Cinq études qui montrent combien les "1000 premiers jours" d'un enfant sont décisifs

Famille

DÉVELOPPEMENT - Emmanuel Macron lance ce jeudi la "commission des 1.000 premiers jours", afin de répondre aux questions que les parents des enfants en bas âge se posent. Une initiative qui rappelle que effectivement, tout se joue avant la maternelle. La preuve en cinq études.

Emmanuel Macron lance ce jeudi la "commission des 1.000 premiers jours", présidée par le psychiatre Boris Cyrulnik, qui aura pour mission d'élaborer un plan répondant aux nombreuses questions que se posent les parents des enfants en bas âge. Ce concept des "1000 premiers jours de l'enfant", fondé sur un rapport publié par l'OMS,  existe depuis plusieurs années. Et comme l'intitulé l'indique, l'objectif consiste à accompagner un nouveau-né et ses parents jusqu'à l'âge de deux ans et demi environ - notamment avec des services et conseils en matière de nutrition, de prévention contre les perturbateurs endocriniens, d'acquisition du vocabulaire, d'exposition aux écrans... Il s'agit donc de surinvestir cette période où, pour citer le chef de l'Etat, "beaucoup se joue". 

Une initiative qui rappelle qu'on ne naît pas parent mais qu'on le devient. Et donc qu'un adulte ne sait pas toujours tout sur le développement du nouveau-né. Voici cinq études qui permettent de voir combien cette période est fondatrice.

L'apprentissage du langage, reflet des inégalités

D'après une étude réalisée en 2019 par Santé Publique France, l’apprentissage du langage dépend du niveau socio-économique des parents. En détail selon ces travaux, les enfants de deux ans dont la mère a un niveau de diplôme inférieur au BEPC connaissent 70 mots sur 100 proposés, quand ceux dont la mère a un diplôme supérieur à Bac + 2 en maîtrisent 80. Même constat une décennie plus tôt aux Etats-Unis, où il avait été montré qu’à 3 ans, les enfants de familles pauvres connaissaient 500 mots contre 1 000 pour les familles aisées. Preuve donc qu'il existe bien des "inégalités sociales" face au langage, celles-là même que la "commission des 1000 jours" cherche à déjouer au plus tôt. 

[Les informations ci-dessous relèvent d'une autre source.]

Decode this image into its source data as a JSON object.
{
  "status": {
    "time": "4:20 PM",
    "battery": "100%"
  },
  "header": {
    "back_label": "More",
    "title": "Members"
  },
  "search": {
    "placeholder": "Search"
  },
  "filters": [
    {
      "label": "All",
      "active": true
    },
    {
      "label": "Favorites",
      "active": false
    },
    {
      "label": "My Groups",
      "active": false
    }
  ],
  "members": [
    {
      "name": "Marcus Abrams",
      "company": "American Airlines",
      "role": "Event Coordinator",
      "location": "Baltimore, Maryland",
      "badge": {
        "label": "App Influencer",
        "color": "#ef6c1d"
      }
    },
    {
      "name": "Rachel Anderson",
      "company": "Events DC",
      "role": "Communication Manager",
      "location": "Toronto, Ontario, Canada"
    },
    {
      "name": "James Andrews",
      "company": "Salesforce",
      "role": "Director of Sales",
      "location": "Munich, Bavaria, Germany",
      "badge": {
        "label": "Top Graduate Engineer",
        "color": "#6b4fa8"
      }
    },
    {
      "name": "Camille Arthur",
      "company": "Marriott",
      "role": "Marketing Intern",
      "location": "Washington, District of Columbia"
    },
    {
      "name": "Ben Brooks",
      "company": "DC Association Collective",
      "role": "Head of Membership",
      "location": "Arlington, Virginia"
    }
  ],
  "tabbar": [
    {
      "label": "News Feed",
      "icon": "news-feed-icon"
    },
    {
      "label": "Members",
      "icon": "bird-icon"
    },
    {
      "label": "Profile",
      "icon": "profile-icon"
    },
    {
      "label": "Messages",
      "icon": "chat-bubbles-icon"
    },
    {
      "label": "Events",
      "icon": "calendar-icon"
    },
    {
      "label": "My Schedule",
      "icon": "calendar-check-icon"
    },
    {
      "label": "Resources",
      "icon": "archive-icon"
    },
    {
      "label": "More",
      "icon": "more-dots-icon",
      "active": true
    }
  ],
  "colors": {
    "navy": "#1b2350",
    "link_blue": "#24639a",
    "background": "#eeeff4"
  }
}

Un nouveau-né distingue immédiatement les émotions dans la voix

D'après cette étude anglaise datant de 2019, les bébés peuvent décrypter les émotions de ceux qui leur parlent avant même de comprendre les mots qu'ils prononcent, grâce au rythme ou à l'intonation de la voix : ils peuvent alors savoir si leurs parents sont joyeux, en colère ou d'une autre humeur, et tendent ainsi à développer leurs émotions. D'où la nécessité de dialoguer avec eux.

Les câlins sont bons pour son cerveau

Selon une étude américaine réalisée en 2018, câliner un nouveau-né dans les premiers mois de sa vie, avant le sevrage, pourrait avoir des conséquences sur son développement, son bien-être mais aussi sur sa vie future au niveau de sa santé physique et mentale. De même, une étude publiée dans la revue scientifique Applied Developmental Science a constaté, auprès de 600 nouveaux-nés, que les enfants pris en charge par leurs parents à chaque pleur étaient beaucoup moins anxieux et le seraient moins dans le futur.

Un bébé ne s’épanouit pas avec les écrans

Selon une étude canadienne réalisée en 2019 menée auprès de 2 500 enfants âgés de deux ans, laisser un enfant de cet âge trop longtemps devant un écran pourrait retarder l'acquisition du langage et la sociabilité.

Un nouveau-né est sensibilisé à la parole par la musique

Selon une étude américaine parue en 2016, l'écoute de la musique pourrait bel et bien influencer le développement des capacités d'apprentissage de la parole chez les bébés. Exposés à la "pratique musicale", les nouveau-nés montrent une meilleure réceptivité neuronale aux structures rythmiques inhérentes à la parole, et donc une meilleure discrimination auditive, déterminante pour son acquisition.